Entrevista:O Estado inteligente

quinta-feira, março 31, 2005

Folha de S.Paulo -CLÓVIS ROSSI-31/03/2005


Dois Lula, ambos convenientes

MADRI - Vinte e sete meses depois de assumir a Presidência, como é Luiz Inácio Lula da Silva quando visto de longe? Pode ser assim: "Lula da Silva consolidou sua posição de grande potência regional e sua aspiração a consolidar-se como porta-voz continental e paladino de uma política viável de progresso social e desenvolvimento" (descrição de Peru Egurbide, do jornal espanhol "El País", a respeito da cúpula de anteontem em Ciudad Guayana).
Você aí que sempre teve ou contraiu raiva de Lula dirá que Egurbide é um desses jornalistas "petistas" que existem supostamente em todas as redações do mundo.
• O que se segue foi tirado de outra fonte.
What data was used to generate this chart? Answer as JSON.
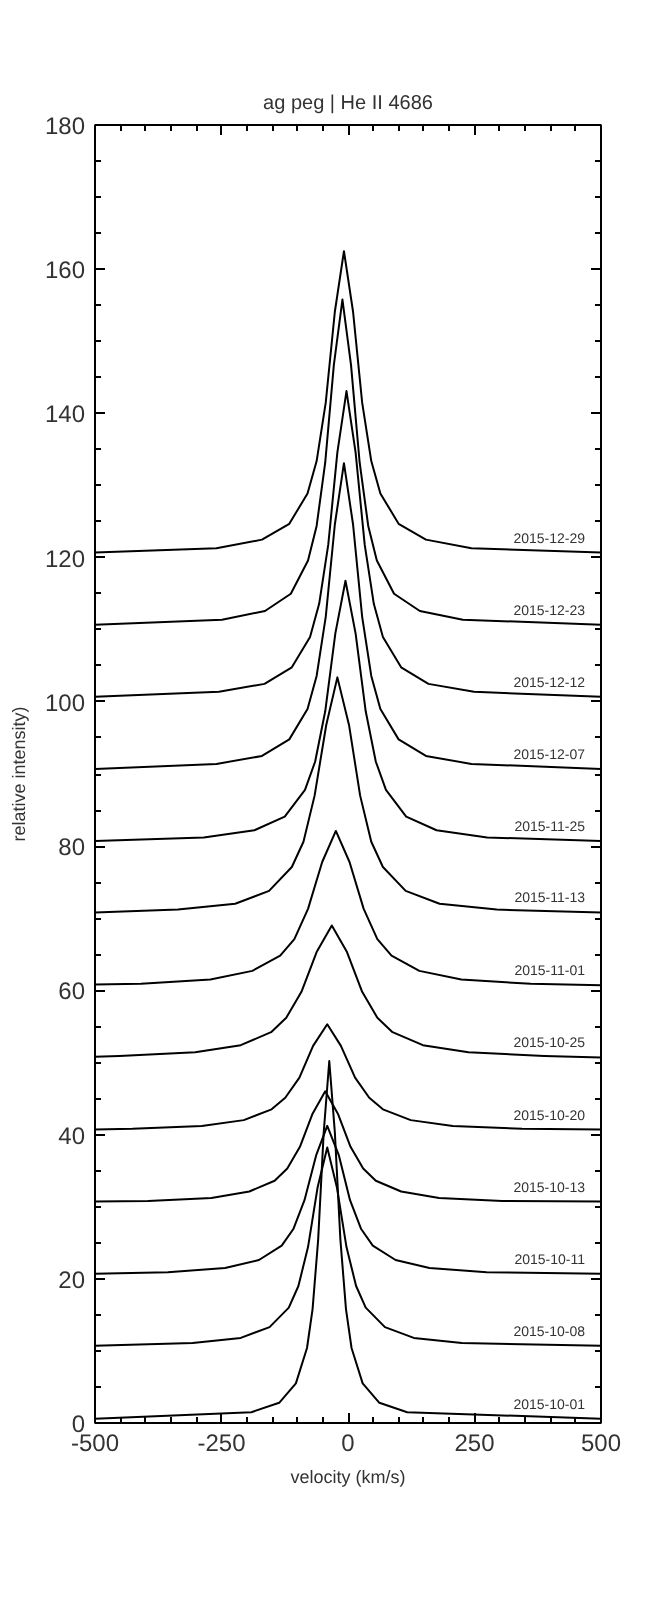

Engano. É o especialista em diplomacia do melhor jornal espanhol, com muita quilometragem rodada (trabalhamos juntos em Israel, durante a primeira guerra do Golfo, há 14 anos).
Mas a esse retrato simpático deve-se acrescentar outro, que surge quase distraidamente no mesmíssimo jornal, em cândida confissão de Carlos Westendorp, embaixador da Espanha em Washington e outro veterano (já foi comissário europeu).
Westendorp comenta que o objetivo comum da Espanha e dos EUA em relação ao presidente venezuelano Hugo Chávez é "lulalizar Chávez". Não é preciso ser diplomata nem veterano nem mesmo muito esperto para perceber que o neologismo "lulalizar" significa que Lula foi devidamente domesticado e não mais assusta nem incomoda o establishment (tanto o interno como o externo).
Ao contrário do que parece, nem há contradição entre os dois Lula, o do jornalista e o do embaixador.
Convém aos líderes mundiais que o presidente de um país complexo e potencialmente problemático como o Brasil, ainda mais sendo ele proveniente em teoria da esquerda, faça todo um discurso contra a pobreza e a fome, mas, ao mesmo tempo, implemente políticas ortodoxas, convencionais, pró-mercado.
Como ninguém é contra combater a fome (ao menos da boca pra fora), a "lulalização" de Lula é conveniente, porque sua retórica nem sequer arranha o status quo.